Second year pepper plants are usually highly productive. In Spring when moved back outside, they'll usually send off many new branches turning the plants into more of a bush, creating higher fruit density for many varieties. Additionally, since they have a head start over seedlings, they'll flower and produce fruit earlier in the year.
Most pepper plants are usually productive until the first freeze. A hard freeze will kill the plants. During Fall, keep a close eye on the forecast, watching the evening low temperatures. Prior to the first freeze, you'll want to start the process of winterizing your peppers.
When wintering, we cut the plants back considerably to help them become more dormant so they can save their energy for the next year. Also, the plants will tend to loose their leaves anyway over the winter which can make a mess of your house. When cutting them back, we'll take away 95% or more of their leaves, usually only leaving a few on the plant. We trim the plant's branches quite significantly, usually reducing it to less than one-third of its original size.
To save space and make it easier to store more plants inside, we'll also take many of the plants out of their original pot (or out of the garden) and move them to a much smaller 4" pot (8" for large plant). We'll cut the roots back to make it fit and will also cut the plant size down significantly, usually to around 6-8 inches of the main stem(s) and some may not have any leaves. It looks pretty extreme to remove that much, however, typically we'll only lose 10-30% of our winterized plants. Water after transplanting to help them recover.
When wintering, keep the plants in a sunny window and water when dry. Within a couple of weeks, you'll see new leaves appearing on the stems.
Avoid wintering plants infected by the Mosaic virus. This virus can be transmitted to nearby plants via pests such as aphids and can infect a significant number of your plants. If you suspect a winterized plant has the virus, it's best to remove and dispose of it for the sake of the other plants.
Aphids have frequently been an issue for us. We've tried homemade aphid control solutions, but they haven't appeared to help much. Luckily, here in Georgia we'll get a number of 60 degree plus days in winter. We store our 4" inch second year plants together in Tupperware bins so we can easily bring them outside on nicer days. As long as the temperature stays near, or above, 40 degrees at night and 50-plus during the day, we'll continue to leave them outside. Doing this helps reduce the aphid population as it exposes them to cooler temperatures and their natural predators. Even when plants have been hit hard by aphids, they usually have a decent chance of recovery, producing new leaves within a couple of weeks.
To minimize sun scalding when first bringing plants outside for the spring, it's best to keep them out of direct sunlight for the first week, then gradually moving them to increasingly more direct and longer sun exposure. If they do end up with scalding (leaves will turn whitish and wilty, then drop off after a couple of days), don't worry -- they usually will start growing another set within a week or two. Just make sure to keep them watered.

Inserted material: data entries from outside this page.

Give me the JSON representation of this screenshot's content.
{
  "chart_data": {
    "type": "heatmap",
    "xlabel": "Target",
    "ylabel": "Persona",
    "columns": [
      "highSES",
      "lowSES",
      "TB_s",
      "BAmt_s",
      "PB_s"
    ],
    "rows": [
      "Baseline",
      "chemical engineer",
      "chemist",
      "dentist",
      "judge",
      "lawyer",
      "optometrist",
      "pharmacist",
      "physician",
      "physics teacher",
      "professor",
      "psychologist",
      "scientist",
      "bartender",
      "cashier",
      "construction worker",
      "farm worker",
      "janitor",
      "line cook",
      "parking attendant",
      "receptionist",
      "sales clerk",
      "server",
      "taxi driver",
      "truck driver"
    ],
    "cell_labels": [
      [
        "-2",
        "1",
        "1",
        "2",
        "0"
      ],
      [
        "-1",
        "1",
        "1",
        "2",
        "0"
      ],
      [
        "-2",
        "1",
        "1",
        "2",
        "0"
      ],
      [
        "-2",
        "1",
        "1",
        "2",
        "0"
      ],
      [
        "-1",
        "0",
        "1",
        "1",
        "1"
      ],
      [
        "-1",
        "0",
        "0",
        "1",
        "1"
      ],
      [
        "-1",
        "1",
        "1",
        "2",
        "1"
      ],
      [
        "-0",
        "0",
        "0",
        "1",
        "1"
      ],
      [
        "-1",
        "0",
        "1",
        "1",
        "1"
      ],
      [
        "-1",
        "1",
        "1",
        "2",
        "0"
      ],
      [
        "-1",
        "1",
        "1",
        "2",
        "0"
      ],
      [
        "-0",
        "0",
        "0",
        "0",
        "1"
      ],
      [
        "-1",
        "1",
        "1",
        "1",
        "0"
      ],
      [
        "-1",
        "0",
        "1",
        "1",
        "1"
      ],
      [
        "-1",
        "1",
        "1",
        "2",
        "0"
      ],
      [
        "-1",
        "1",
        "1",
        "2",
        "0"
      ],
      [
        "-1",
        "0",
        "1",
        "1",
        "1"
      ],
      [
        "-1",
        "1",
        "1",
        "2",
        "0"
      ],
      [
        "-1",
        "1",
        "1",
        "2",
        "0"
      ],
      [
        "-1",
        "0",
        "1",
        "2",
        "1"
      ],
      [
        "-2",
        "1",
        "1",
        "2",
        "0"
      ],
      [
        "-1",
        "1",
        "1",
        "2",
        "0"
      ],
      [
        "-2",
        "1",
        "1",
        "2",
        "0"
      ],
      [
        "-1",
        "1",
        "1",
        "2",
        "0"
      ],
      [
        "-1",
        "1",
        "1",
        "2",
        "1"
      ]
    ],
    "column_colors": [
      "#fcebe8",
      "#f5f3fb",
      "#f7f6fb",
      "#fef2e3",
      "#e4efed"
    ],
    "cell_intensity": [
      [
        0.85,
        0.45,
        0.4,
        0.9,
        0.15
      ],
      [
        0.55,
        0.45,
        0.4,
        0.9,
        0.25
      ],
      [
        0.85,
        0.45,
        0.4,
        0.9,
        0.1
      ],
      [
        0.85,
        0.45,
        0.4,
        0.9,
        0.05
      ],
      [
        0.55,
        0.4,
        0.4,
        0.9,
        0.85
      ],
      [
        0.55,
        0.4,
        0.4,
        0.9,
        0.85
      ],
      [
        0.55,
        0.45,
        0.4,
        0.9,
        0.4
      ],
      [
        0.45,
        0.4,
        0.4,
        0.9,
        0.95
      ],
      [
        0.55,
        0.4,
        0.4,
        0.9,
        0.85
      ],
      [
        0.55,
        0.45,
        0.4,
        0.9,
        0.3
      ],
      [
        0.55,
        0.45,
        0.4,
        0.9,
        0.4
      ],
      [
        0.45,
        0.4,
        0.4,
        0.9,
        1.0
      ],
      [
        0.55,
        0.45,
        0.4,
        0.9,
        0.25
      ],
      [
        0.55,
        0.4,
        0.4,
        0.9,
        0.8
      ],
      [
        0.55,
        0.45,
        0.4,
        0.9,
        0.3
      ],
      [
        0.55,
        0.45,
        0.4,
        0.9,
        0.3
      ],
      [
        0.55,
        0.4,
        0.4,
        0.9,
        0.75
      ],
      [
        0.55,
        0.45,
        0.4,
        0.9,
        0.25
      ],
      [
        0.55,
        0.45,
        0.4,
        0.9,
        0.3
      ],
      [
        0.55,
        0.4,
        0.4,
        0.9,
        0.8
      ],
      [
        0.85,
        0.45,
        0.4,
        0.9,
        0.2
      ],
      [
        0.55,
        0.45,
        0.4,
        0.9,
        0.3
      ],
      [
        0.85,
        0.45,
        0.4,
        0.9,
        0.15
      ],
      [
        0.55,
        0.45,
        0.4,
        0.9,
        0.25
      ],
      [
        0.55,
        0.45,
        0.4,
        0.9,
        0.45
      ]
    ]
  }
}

Many times we'll find the first set or two of flowers are unproductive with second year plants (dropping off without producing peppers), but afterward, they quickly become productive at fruiting. Sometimes this lack of productivity can last upwards of a month.
As was done while the plants were indoors for the winter, you'll want to continue watching for the Mosaic virus. Quickly discard any plants that start showing yellow spotted leaves that aren't the result of over-watering.